Russia's security chief on Tuesday said all those detained over the Saint Petersburg metro bombing originate from Central Asia, urging tighter migration controls.
The eight people detained in Moscow and Saint Petersburg over the April 3 bombing that killed 13 are "all originally from Central Asia", the head of the FSB security service Alexander Bortnikov said, quoted by RIA Novosti news agency.
Bortnikov, speaking at a meeting of the National Antiterrorism Committee (NAK) that he chairs, did not specify the suspects' current citizenship.

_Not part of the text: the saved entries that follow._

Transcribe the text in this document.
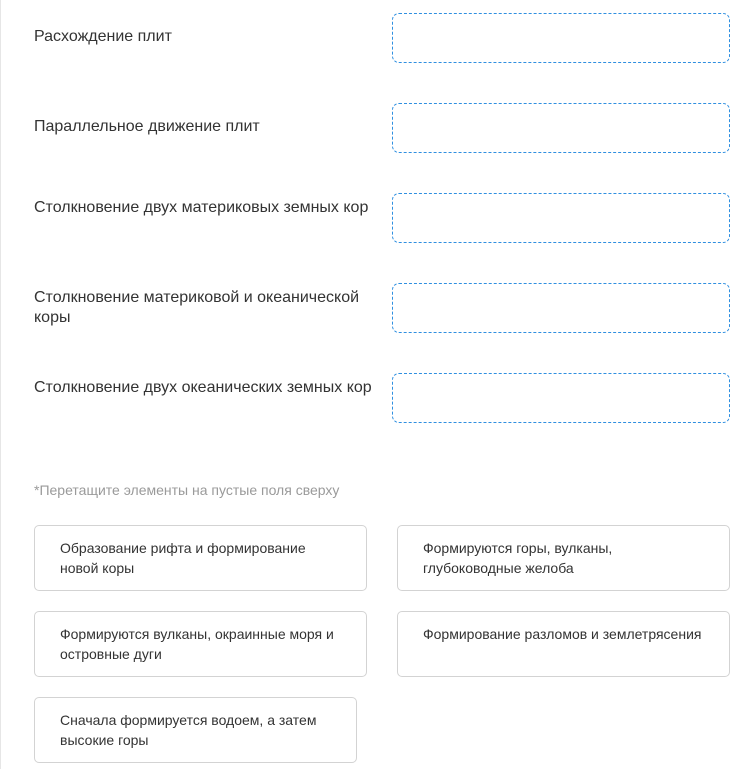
Расхождение плит
Параллельное движение плит
Столкновение двух материковых земных кор
Столкновение материковой и океанической коры
Столкновение двух океанических земных кор
*Перетащите элементы на пустые поля сверху
Образование рифта и формирование новой коры
Формируются горы, вулканы, глубоководные желоба
Формируются вулканы, окраинные моря и островные дуги
Формирование разломов и землетрясения
Сначала формируется водоем, а затем высокие горы
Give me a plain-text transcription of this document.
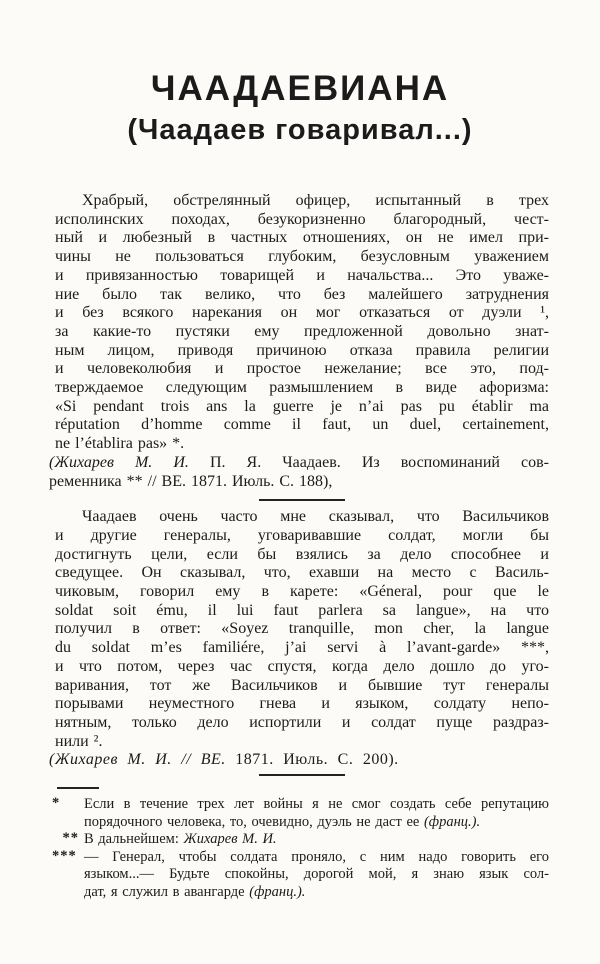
ЧААДАЕВИАНА
(Чаадаев говаривал...)
Храбрый, обстрелянный офицер, испытанный в трех
исполинских походах, безукоризненно благородный, чест-
ный и любезный в частных отношениях, он не имел при-
чины не пользоваться глубоким, безусловным уважением
и привязанностью товарищей и начальства... Это уваже-
ние было так велико, что без малейшего затруднения
и без всякого нарекания он мог отказаться от дуэли ¹,
за какие-то пустяки ему предложенной довольно знат-
ным лицом, приводя причиною отказа правила религии
и человеколюбия и простое нежелание; все это, под-
тверждаемое следующим размышлением в виде афоризма:
«Si pendant trois ans la guerre je n’ai pas pu établir ma
réputation d’homme comme il faut, un duel, certainement,
ne l’établira pas» *.
(Жихарев М. И. П. Я. Чаадаев. Из воспоминаний сов-
ременника ** // ВЕ. 1871. Июль. С. 188),
Чаадаев очень часто мне сказывал, что Васильчиков
и другие генералы, уговаривавшие солдат, могли бы
достигнуть цели, если бы взялись за дело способнее и
сведущее. Он сказывал, что, ехавши на место с Василь-
чиковым, говорил ему в карете: «Géneral, pour que le
soldat soit ému, il lui faut parlera sa langue», на что
получил в ответ: «Soyez tranquille, mon cher, la langue
du soldat m’es familiére, j’ai servi à l’avant-garde» ***,
и что потом, через час спустя, когда дело дошло до уго-
варивания, тот же Васильчиков и бывшие тут генералы
порывами неуместного гнева и языком, солдату непо-
нятным, только дело испортили и солдат пуще раздраз-
нили ².
(Жихарев М. И. // ВЕ. 1871. Июль. С. 200).
*	Если в течение трех лет войны я не смог создать себе репутацию
порядочного человека, то, очевидно, дуэль не даст ее (франц.).
** В дальнейшем: Жихарев М. И.
*** — Генерал, чтобы солдата проняло, с ним надо говорить его
языком...— Будьте спокойны, дорогой мой, я знаю язык сол-
дат, я служил в авангарде (франц.).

"To prevent attempts by fighters to enter Russia," there is a need for "additional measures of control on the state border... towards those suspected of taking part in terrorist attacks," the security chief said.
The country's border guards are under the control of the FSB.
Russia's Investigative Committee last week named the eight suspects but not their ethnic origin.
The suspected suicide bomber has been named as 22-year-old Akbarjon Djalilov, who is thought to be a Russian national born in Central Asian Kyrgyzstan.
Millions of migrants from the poverty-stricken ex-Soviet countries of Uzbekistan, Tajikistan and Kyrgyzstan come to work in Russia.
The core of "terrorist groups in Russia" is made up of citizens of ex-Soviet countries arriving "in flows of migrant workers," Bortnikov said.
Some of these had trained and fought in Syria and Iraq, the FSB chief added.
President Vladimir Putin has repeatedly warned that Russia faces a threat from hardened Islamist fighters returning from Syria.
The investigation into the Saint Petersburg metro bombing shows that "operational work on the ground still does not fully correspond to the threat from illegal terrorist organisations," Bortnikov said.
Bortnikov linked the Saint Petersburg attack to the Islamic State jihadist group, which has however not claimed responsibility.
He cited information according to which "the heads of terrorist groups active in the Middle East as part of IS are working on plans to carry out terrorist attacks in various regions of the world, including Russia."
"Examples of this are the high-profile terrorist attacks in recent weeks in Britain, Russia, Sweden and Egypt," Bortnikov said.
In Sweden, an Uzbek man is suspected of driving a truck into pedestrians in the capital Stockholm, killing four and injuring 15.
IS has not claimed responsibility, but Swedish media reported the suspect had told investigators that he had received an "order" from the group.